Doctor of Philosophy (PhD)

Major/Program

Finance

First Advisor's Name

Edward R. Lawrence

First Advisor's Committee Title

Committee Chair

Second Advisor's Name

Chun Hao-Chang

Second Advisor's Committee Title

Committee Member

Third Advisor's Name

Min Chen

Third Advisor's Committee Title

Committee Member

Fourth Advisor's Name

Arun J. Prakash

Fourth Advisor's Committee Title

Committee Member

Date of Defense

7-6-2016

Abstract

This dissertation examines the effect of gender diversity on firm risk and financial performance, and on the stock ownership preferences of institutional investors. For the firm risk and financial performance analysis, we use U.S. firms listed on the S&P 500 and NSE-listed Indian companies. The two samples provide our study with the ability to study gender diversity in a developed and emerging market with distinct economic frameworks, cultural traditions, and legal environments.

Our empirical tests show that firms with more gender diversity are less risky and have higher financial performance than firms with less gender influence. These results are consistent with the notion that the addition of female directors increases the collective intelligence of the board and, thus, leads to higher quality deliberations and decision-making. The results are robust to propensity score matching which help control for endogeneity. Additionally, the results are robust to various measures of firm risk, financial performance, legal environments, industry and time fixed effects, and clustered standard errors.

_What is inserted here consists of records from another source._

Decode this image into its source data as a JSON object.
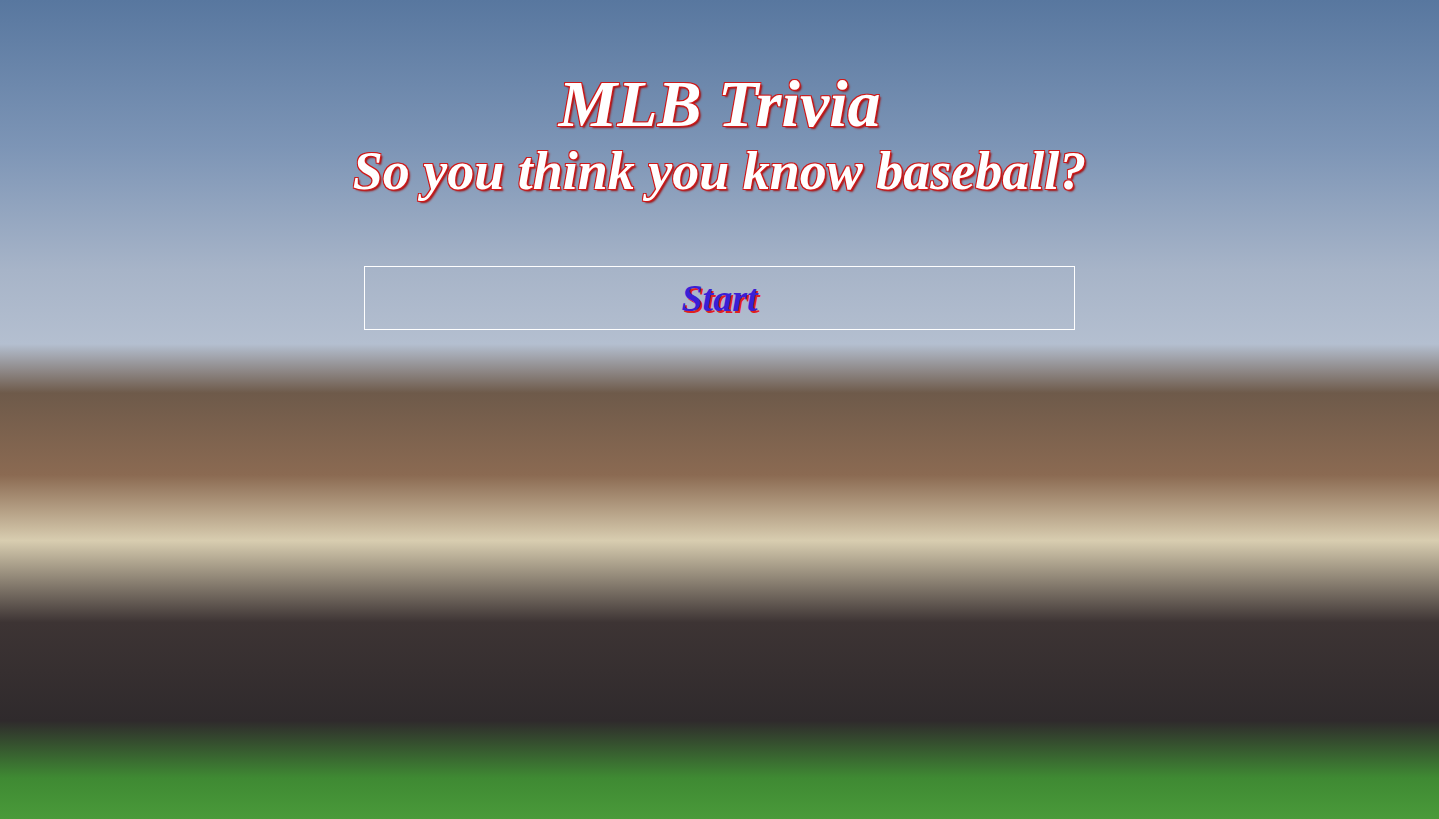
{
  "title": "MLB Trivia",
  "subtitle": "So you think you know baseball?",
  "start_button": {
    "label": "Start"
  }
}
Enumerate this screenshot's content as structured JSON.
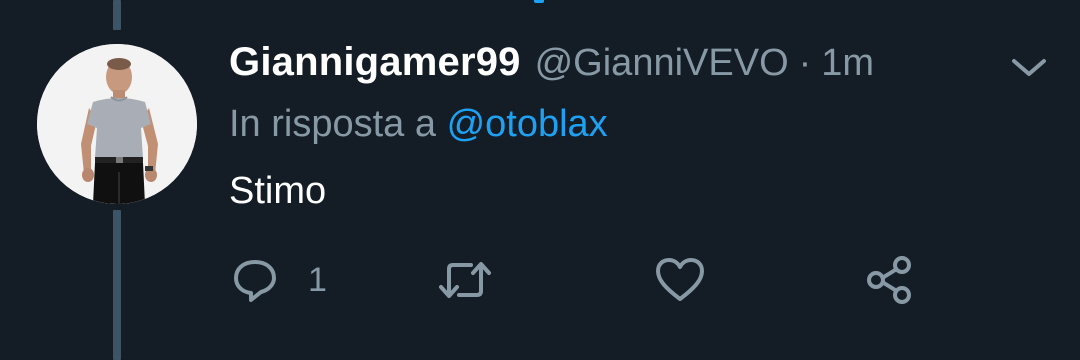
{
  "colors": {
    "background": "#141d26",
    "name": "#ffffff",
    "secondary": "#8899a6",
    "link": "#1da1f2",
    "thread_line": "#3d5466"
  },
  "tweet": {
    "display_name": "Giannigamer99",
    "handle": "@GianniVEVO",
    "separator": "·",
    "timestamp": "1m",
    "reply_prefix": "In risposta a",
    "reply_mention": "@otoblax",
    "text": "Stimo",
    "avatar_icon": "user-avatar-photo"
  },
  "actions": {
    "reply": {
      "icon": "reply-icon",
      "count": "1"
    },
    "retweet": {
      "icon": "retweet-icon"
    },
    "like": {
      "icon": "heart-icon"
    },
    "share": {
      "icon": "share-icon"
    }
  },
  "menu": {
    "icon": "chevron-down-icon"
  }
}
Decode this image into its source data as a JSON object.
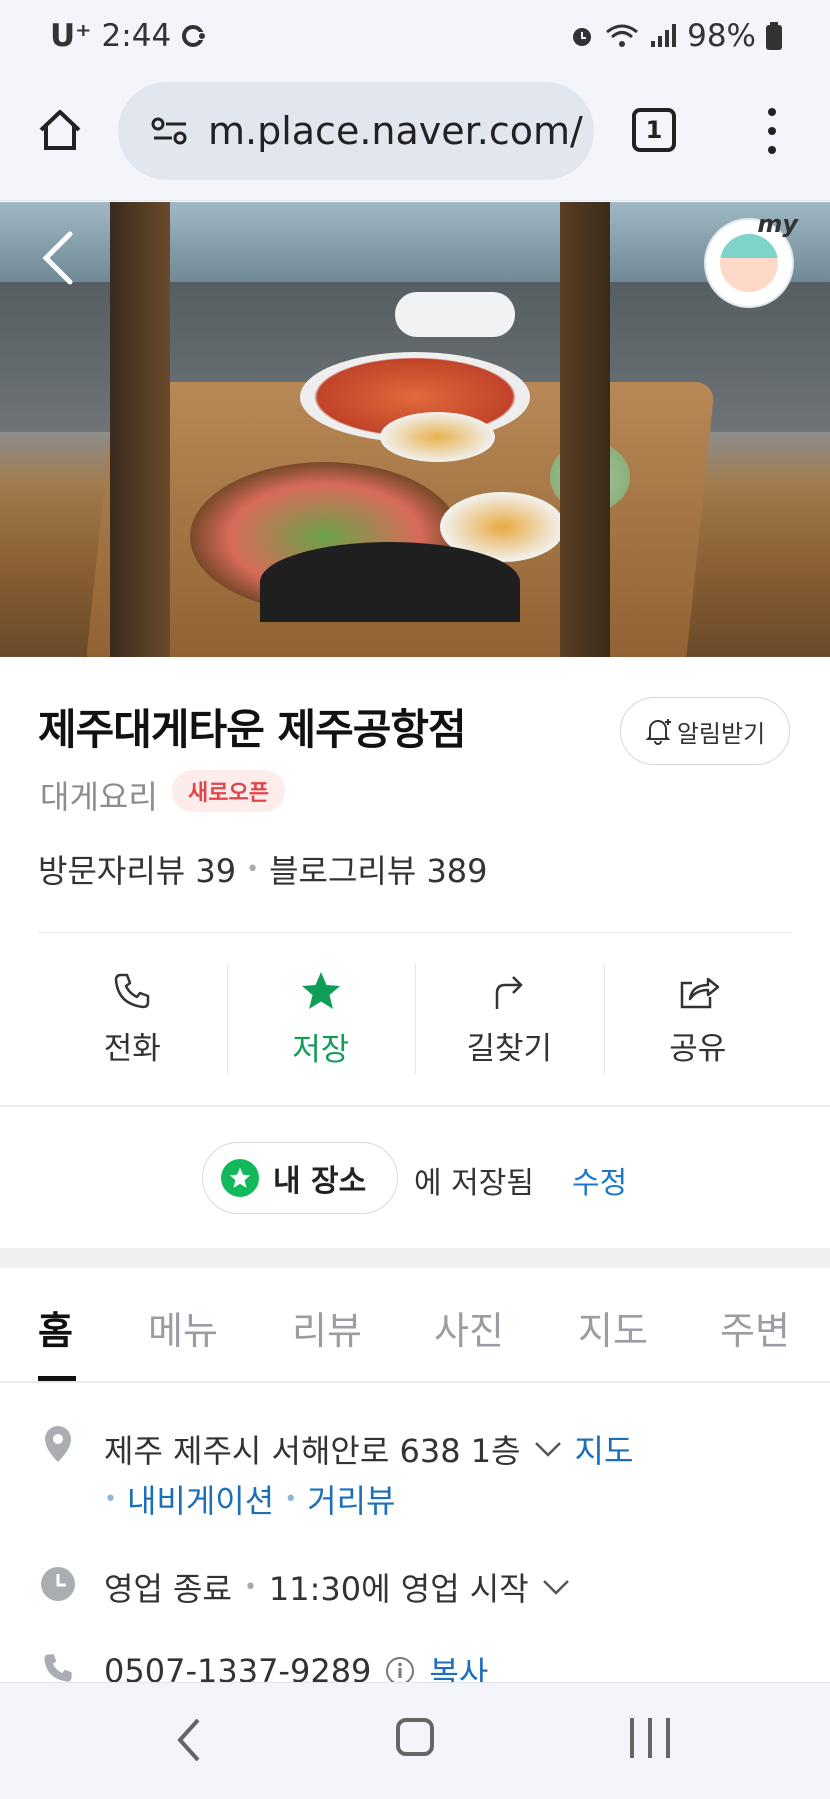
{
  "status_bar": {
    "carrier": "U⁺",
    "time": "2:44",
    "battery": "98%"
  },
  "browser": {
    "url": "m.place.naver.com/",
    "tab_count": "1"
  },
  "place": {
    "name": "제주대게타운 제주공항점",
    "notify_label": "알림받기",
    "category": "대게요리",
    "badge": "새로오픈",
    "visitor_reviews": "방문자리뷰 39",
    "blog_reviews": "블로그리뷰 389"
  },
  "actions": [
    {
      "label": "전화",
      "icon": "phone-icon"
    },
    {
      "label": "저장",
      "icon": "star-icon",
      "active": true
    },
    {
      "label": "길찾기",
      "icon": "directions-icon"
    },
    {
      "label": "공유",
      "icon": "share-icon"
    }
  ],
  "saved": {
    "list_name": "내 장소",
    "saved_text": "에 저장됨",
    "edit_label": "수정"
  },
  "tabs": [
    "홈",
    "메뉴",
    "리뷰",
    "사진",
    "지도",
    "주변"
  ],
  "active_tab": "홈",
  "info": {
    "address": "제주 제주시 서해안로 638 1층",
    "map_link": "지도",
    "navigation_link": "내비게이션",
    "street_view_link": "거리뷰",
    "status": "영업 종료",
    "open_time": "11:30에 영업 시작",
    "phone": "0507-1337-9289",
    "copy_label": "복사"
  },
  "colors": {
    "accent_green": "#0f9d58",
    "link_blue": "#1c6fb8",
    "badge_red": "#e0464a"
  }
}
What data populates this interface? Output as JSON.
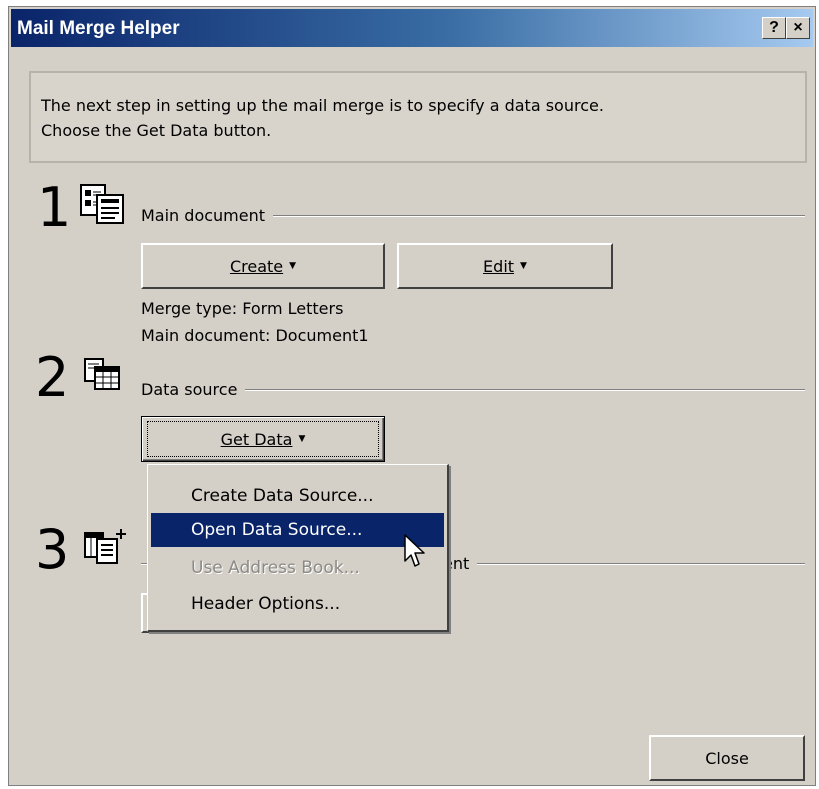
{
  "window": {
    "title": "Mail Merge Helper",
    "help_button": "?",
    "close_button": "×"
  },
  "instructions": {
    "line1": "The next step in setting up the mail merge is to specify a data source.",
    "line2": "Choose the Get Data button."
  },
  "step1": {
    "number": "1",
    "label": "Main document",
    "create_button": "Create",
    "edit_button": "Edit",
    "merge_type": "Merge type: Form Letters",
    "main_document": "Main document: Document1"
  },
  "step2": {
    "number": "2",
    "label": "Data source",
    "get_data_button": "Get Data"
  },
  "step3": {
    "number": "3",
    "label_tail": "ent"
  },
  "menu": {
    "items": [
      {
        "label": "Create Data Source..."
      },
      {
        "label": "Open Data Source..."
      },
      {
        "label": "Use Address Book..."
      },
      {
        "label": "Header Options..."
      }
    ]
  },
  "footer": {
    "close_button": "Close"
  }
}
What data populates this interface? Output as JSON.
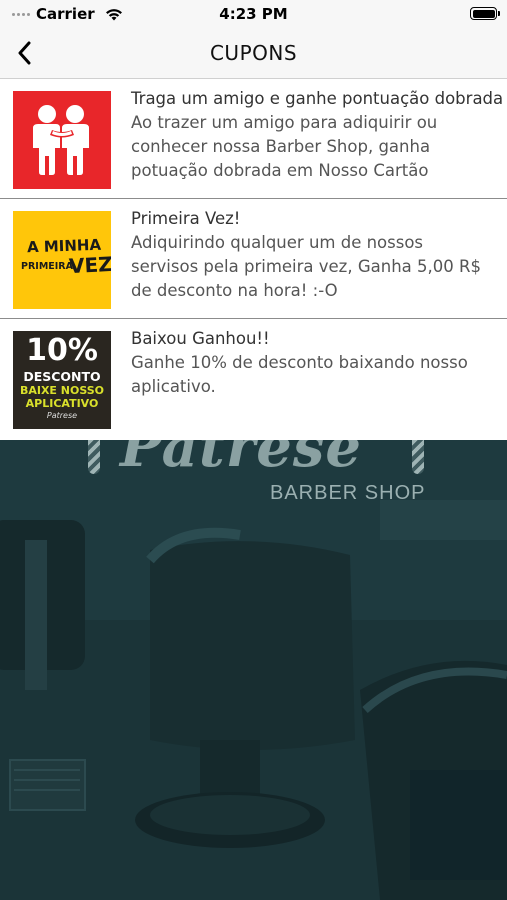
{
  "status_bar": {
    "carrier": "Carrier",
    "time": "4:23 PM"
  },
  "nav": {
    "title": "CUPONS",
    "back_icon": "chevron-left-icon"
  },
  "coupons": [
    {
      "title": "Traga um amigo e ganhe pontuação dobrada",
      "description_lines": [
        "Ao trazer um amigo para adiquirir ou",
        "conhecer nossa Barber Shop, ganha",
        "potuação dobrada em Nosso Cartão"
      ],
      "image_icon": "friends-icon",
      "color": "#e8262a"
    },
    {
      "title": "Primeira Vez!",
      "description_lines": [
        "Adiquirindo qualquer um de nossos",
        "servisos pela primeira vez, Ganha 5,00 R$",
        "de desconto na hora! :-O"
      ],
      "image_text": {
        "line1": "A MINHA",
        "line2a": "PRIMEIRA",
        "line2b": "VEZ"
      },
      "color": "#ffc60a"
    },
    {
      "title": "Baixou Ganhou!!",
      "description_lines": [
        "Ganhe 10% de desconto baixando nosso",
        "aplicativo."
      ],
      "image_text": {
        "line1": "10%",
        "line2": "DESCONTO",
        "line3": "BAIXE NOSSO",
        "line4": "APLICATIVO",
        "line5": "Patrese"
      },
      "color": "#2a2620"
    }
  ],
  "background": {
    "brand": "Patrese",
    "subtitle": "BARBER SHOP"
  }
}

Furthermore, this dissertation examines the ownership preferences of institutional investors, a group of investors known for their ability to acquire private information and analyze publicly-disclosed information quickly. Researchers find that firms with female directors tend to disclose more firm-specific information and tend to serve on monitoring-related committees. As higher disclosure and more monitoring decreases institutional investors’ incentive to collect and profit from private information, we hypothesize that they will invest less in gender diverse firms. For our empirical tests we use the data on US firms. We find that institutional investors tend to hold less shares in firms with more gender diversity. These results are robust to industry and time fixed effects, heteroscedasticity, and serial correlation.